Es ist nicht nur eine einfache Veränderung. In einer neuen Studie zur vorläufigen Bewertung der Wirtschaftlichkeit der Goldlagerstätte Livengood hat die kanadische International Tower Hill Mines (WKN A1C4CG) umfassende Änderungen an der Art und Weise vorgenommen, wie man die Lagerstätte abbauen will. Diese enthält bislang 16,5 Mio. Unzen Gold in den Kategorien gemessen und angezeigt.

Die neue Studie veranschlagt mehr Gold, ein längeres Minenleben, höhere Cashkosten und – am wichtigsten – keine Haufenlaugung mehr. Shirley Zhou, International Tower Hill Vice President of Corporate Communications, schreibt die größere, besser definierte Ressource ohne Haufenlaugung dem neuen CEO des Unternehmens, James Komadina, zu. Komadina war zuletzt Leiter der Nordamerikaabteilung des Minengiganten AngloGold und er ist ausgebildeter Metallurgieingenieur.
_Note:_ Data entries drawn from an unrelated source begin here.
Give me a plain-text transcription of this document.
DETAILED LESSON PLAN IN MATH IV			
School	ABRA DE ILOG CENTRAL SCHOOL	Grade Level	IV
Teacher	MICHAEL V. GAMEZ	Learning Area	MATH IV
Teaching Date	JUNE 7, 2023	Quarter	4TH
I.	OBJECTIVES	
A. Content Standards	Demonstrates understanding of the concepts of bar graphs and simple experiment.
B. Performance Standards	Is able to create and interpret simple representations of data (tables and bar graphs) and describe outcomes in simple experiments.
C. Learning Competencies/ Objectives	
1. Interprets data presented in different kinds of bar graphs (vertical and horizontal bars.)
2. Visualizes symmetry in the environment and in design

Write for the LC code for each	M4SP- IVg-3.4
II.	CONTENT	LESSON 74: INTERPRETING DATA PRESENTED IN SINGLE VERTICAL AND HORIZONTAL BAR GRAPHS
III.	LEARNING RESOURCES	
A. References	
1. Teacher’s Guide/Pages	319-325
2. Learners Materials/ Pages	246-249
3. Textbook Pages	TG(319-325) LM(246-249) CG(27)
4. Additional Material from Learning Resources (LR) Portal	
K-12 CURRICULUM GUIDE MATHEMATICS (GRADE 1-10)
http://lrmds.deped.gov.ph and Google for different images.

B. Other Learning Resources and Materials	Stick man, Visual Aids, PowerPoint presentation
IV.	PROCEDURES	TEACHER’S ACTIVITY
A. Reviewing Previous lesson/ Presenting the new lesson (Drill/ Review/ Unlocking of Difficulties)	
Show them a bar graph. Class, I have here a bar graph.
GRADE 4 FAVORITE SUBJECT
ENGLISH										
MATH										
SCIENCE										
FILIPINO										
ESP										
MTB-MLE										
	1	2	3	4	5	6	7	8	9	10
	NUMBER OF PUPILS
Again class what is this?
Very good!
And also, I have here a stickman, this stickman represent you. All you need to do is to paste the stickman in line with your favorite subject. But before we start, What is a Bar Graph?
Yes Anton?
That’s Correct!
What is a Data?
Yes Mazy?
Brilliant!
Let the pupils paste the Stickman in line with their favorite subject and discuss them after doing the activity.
Ein Grund hinter diesem Schritt ist die Verarbeitungsleistung. Livengood liegt in unmittelbarer Nähe zu Kinross Golds Fort Knox-Mine, die sowohl Haufenlaugung als auch eine Mühle nutzt. Nachdem man genau beobachtet habe, welche Erfahrungen Kinross machte, so Zou, sei International Tower Hill aufgefallen, dass der Laugungshaufen im Winter sehr kalt werden könne. Und das kann die Goldgewinnung negativ beeinträchtigen. In den bisher vollendeten Studien hat International Tower Hill beispielsweise festgestellt, dass mit Haufenlaugung nur eine Gewinnungsrate von rund 70% zu erzielen ist, während es bei Einsatz einer Mühle 80 bis 90% wären.

Als International Tower Hill noch plante, auf Livengood mit einer Reihe von hochgradigen Tagebaugruben zu beginnen, erschien es sinnvoll dies zu Gunsten niedrigerer Kosten hinzunehmen. Doch jetzt, wo der Goldpreis erheblich höher notiert, hat sich das Unternehmen der Mantra „ go big or go home“ verschrieben. Der Fokus liegt nun auf einer großen effizienten Mine, die mehr Gold auch aus Erzen mit niedrigerem Goldgehalt gewinnen kann.

Mit der Kombination aus Haufenlaugung und Mühle, die im vergangenen Jahr angedacht war, hätte Livengood 833.000 Unzen Gold pro Jahr über ein Minenleben von 12,6 Jahren produziert. Jetzt schätzt International Tower Hill, dass man 562.000 Unzen Gold pro Jahr über 23 Jahre Minenleben produzieren könnte. Insgesamt sind das fast 3 Mio. Unzen Gold mehr.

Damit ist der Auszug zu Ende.